Mieux vaut non. Sur la pelouse, une couche continue bloque la lumière, garde trop d’humidité et favorise un tapis glissant en hiver. Le bon compromis est de souffler ou ratisser les feuilles vers les haies, sous les arbustes, ou en bande au fond des massifs. Sur une petite zone peu fréquentée, vous pouvez en laisser un peu, mais pas une épaisseur compacte pendant des semaines.
Quand couper les graminées pour ne pas gêner les animaux ?
Nous attendons souvent février ou le tout début mars, juste avant le redémarrage. En hiver, leur touffe sèche abrite, protège le cœur de la plante et garde une structure utile. L’exception, c’est la graminée complètement couchée, qui se gorge d’eau ou bouche un passage. Dans ce cas, vous pouvez lier la touffe ou la rabattre partiellement, sans forcément tout raser.
Un tas de bois attire-t-il forcément les rongeurs près de la maison ?
Pas forcément, mais l’emplacement change tout. Collé à la terrasse, contre un mur chaud, ou au pied d’un local, ce n’est pas une bonne idée. Placé plus loin, dans un coin calme, aéré et posé sur le sol, il sert surtout de refuge discret à la petite faune. Évitez les déchets alimentaires et les tontes humides mélangées au bois, c’est cela qui attire le plus vite les visiteurs indésirables.
Faut-il installer un hôtel à insectes si je laisse déjà des tiges et des feuilles ?
Ce n’est pas obligatoire. Dans beaucoup de jardins, des tiges creuses, du bois sec, une litière de feuilles et quelques zones non remuées rendent déjà service.

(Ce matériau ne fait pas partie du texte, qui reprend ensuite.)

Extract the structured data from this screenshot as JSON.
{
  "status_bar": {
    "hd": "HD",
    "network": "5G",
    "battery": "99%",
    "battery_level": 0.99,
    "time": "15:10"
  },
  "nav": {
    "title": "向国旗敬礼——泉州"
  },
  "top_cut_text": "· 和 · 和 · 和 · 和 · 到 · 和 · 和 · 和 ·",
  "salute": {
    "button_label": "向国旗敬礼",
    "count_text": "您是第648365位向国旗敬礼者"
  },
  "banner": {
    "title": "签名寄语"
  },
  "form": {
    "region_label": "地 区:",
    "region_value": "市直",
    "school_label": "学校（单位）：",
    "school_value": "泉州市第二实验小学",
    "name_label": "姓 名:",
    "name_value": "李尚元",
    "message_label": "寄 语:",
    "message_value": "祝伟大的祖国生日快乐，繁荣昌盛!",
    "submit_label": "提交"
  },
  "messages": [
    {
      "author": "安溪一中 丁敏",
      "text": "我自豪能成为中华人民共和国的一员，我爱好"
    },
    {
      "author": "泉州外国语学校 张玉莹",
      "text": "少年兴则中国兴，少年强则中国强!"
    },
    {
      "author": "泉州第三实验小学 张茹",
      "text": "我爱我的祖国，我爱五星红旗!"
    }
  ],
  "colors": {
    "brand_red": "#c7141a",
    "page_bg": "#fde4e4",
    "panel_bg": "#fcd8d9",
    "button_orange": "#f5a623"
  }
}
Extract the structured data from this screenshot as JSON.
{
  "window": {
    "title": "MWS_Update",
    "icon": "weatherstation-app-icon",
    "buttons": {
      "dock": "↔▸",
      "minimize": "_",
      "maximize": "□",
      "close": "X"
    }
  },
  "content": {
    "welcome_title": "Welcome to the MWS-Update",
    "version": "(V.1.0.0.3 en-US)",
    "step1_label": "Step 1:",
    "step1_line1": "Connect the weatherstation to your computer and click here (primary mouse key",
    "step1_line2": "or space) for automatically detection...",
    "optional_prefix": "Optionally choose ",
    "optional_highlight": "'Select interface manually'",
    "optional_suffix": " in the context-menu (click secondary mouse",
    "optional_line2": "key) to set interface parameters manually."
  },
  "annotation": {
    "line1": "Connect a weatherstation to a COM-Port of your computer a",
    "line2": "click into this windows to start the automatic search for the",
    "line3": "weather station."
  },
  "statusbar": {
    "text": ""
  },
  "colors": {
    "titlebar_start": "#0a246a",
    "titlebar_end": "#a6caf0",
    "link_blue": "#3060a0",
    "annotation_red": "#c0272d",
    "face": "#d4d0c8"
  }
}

L’hôtel à insectes peut compléter, mais il ne remplace pas les milieux simples du jardin. S’il est posé à l’ombre, plein vent ou trop près du sol humide, il sert souvent moins qu’un massif laissé tranquille jusqu’à la fin de l’hiver.
Dois-je tailler mes rosiers en automne pour faire plus propre ?
Seulement à la marge. En fin d’automne, vous pouvez raccourcir un peu les longues tiges qui fouettent au vent et enlever le bois mort. La taille principale attend plutôt la fin de l’hiver. Si vous taillez trop tôt, surtout en climat froid, vous exposez les coupes et vous stimulez parfois un départ inutile avant une nouvelle gelée. Gardez aussi en tête que les cynorrhodons nourrissent encore un peu le jardin.